U.S. home values have risen 5 percent over the past year, reaching a Zillow Home Value Index (ZHVI) of $188,100, according to the August Zillow Real Estate Market Reports.
Home values have been growing at a 5 percent annual rate since the beginning of the year. The most recent income data released by the Census shows incomes rising by 5.2 percent, which is good news for those looking to break into the housing market. For the first time since 2011, incomes have been appreciating faster than home values.
Inventory is beginning to pick back up from the lows experienced at the beginning of the year, but there are still 5 percent fewer homes for sale than a year ago. Going forward, as more homes start to become available, home value growth may ease. Zillow predicts home value growth to slow down to a 2.7 percent appreciation rate by this time next year.
For the sixth straight month, Portland, Dallas, Seattle and Denver reported the highest year-over-year home value appreciation among the 35 largest U.S. metros, with home value growth in the double-digits. In Portland, home values rose almost 15 percent, to a median home value of $338,900.
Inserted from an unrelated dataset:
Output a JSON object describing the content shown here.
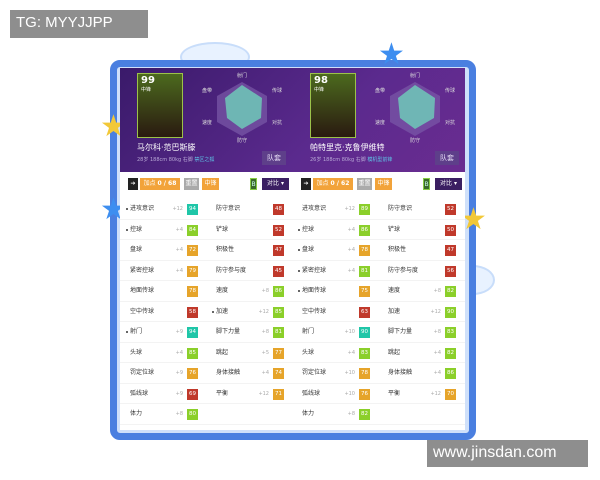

While home values continue to rise in tech-centers San Francisco and San Jose, they’ve slowed considerably since last year. Median home values in both markets are up about 6 percent over the past year, compared to over 12 percent in 2015. No longer are these two metros among the top appreciating U.S. housing markets.
“The housing market is starting to smooth out ever-so-slightly, as the peak home shopping season winds down,” said Zillow Chief Economist Dr. Svenja Gudell.
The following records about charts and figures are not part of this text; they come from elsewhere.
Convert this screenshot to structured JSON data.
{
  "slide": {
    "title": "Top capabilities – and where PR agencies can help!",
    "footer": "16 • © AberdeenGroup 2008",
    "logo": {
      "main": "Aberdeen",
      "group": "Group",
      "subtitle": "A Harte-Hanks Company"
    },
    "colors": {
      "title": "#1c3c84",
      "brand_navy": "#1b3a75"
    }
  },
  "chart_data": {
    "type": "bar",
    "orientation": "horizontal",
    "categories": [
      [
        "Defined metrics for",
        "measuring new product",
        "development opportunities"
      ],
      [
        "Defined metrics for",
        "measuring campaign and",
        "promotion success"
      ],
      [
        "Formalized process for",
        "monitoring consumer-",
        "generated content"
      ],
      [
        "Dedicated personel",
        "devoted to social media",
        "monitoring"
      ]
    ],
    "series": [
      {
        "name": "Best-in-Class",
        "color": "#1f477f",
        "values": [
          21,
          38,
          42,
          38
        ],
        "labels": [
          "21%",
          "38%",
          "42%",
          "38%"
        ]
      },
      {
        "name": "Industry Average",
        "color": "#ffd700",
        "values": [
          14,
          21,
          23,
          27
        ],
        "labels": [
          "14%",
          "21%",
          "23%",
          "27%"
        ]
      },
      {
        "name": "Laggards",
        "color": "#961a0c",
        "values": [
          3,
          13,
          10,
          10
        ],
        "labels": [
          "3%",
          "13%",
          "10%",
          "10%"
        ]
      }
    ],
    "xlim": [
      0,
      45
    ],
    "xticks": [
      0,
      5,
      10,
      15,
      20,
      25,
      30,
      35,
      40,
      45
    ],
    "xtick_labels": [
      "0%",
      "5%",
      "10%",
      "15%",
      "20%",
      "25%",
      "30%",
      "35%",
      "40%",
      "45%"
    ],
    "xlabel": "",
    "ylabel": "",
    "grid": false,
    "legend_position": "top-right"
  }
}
“This is good news for frenzied buyers tired of tight inventory, rapidly rising home prices and intense competition,” Dr. Gudell continued. “Inventory, while still down nationwide and in most areas, is actually starting to rise in a handful of markets, including the Bay Area, Texas and parts of the Southwest. Rent growth has slowed considerably from just a few years ago, giving renters a chance to save enough to buy a home. But make no mistake, it’s still tough out there for buyers, especially in Western markets like Seattle, Denver and Portland that have strong job growth. Things won’t switch from a sellers’ market to a buyers’ market overnight, but conditions are starting to improve.”
Rents continue to rise, though not as quickly as home values. Last year at this time, rents were up over 6 percent, but are now appreciating by just 1.7 percent, to a Zillow Rent Index (ZRI) of $1,405.
Of the 35 largest U.S. metros, Seattle, Portland, Sacramento and San Diego reported the highest year-over-year rent appreciation. Rents in Seattle have seen the fastest annual appreciation for the third month in a row, up almost 10 percent over the past year to a median of $2,067 per month.
In Portland, the median rent rose to $1,777 per month, up 7 percent over the past year. In Sacramento and San Diego, rents are up 5.5 and 5 percent, respectively.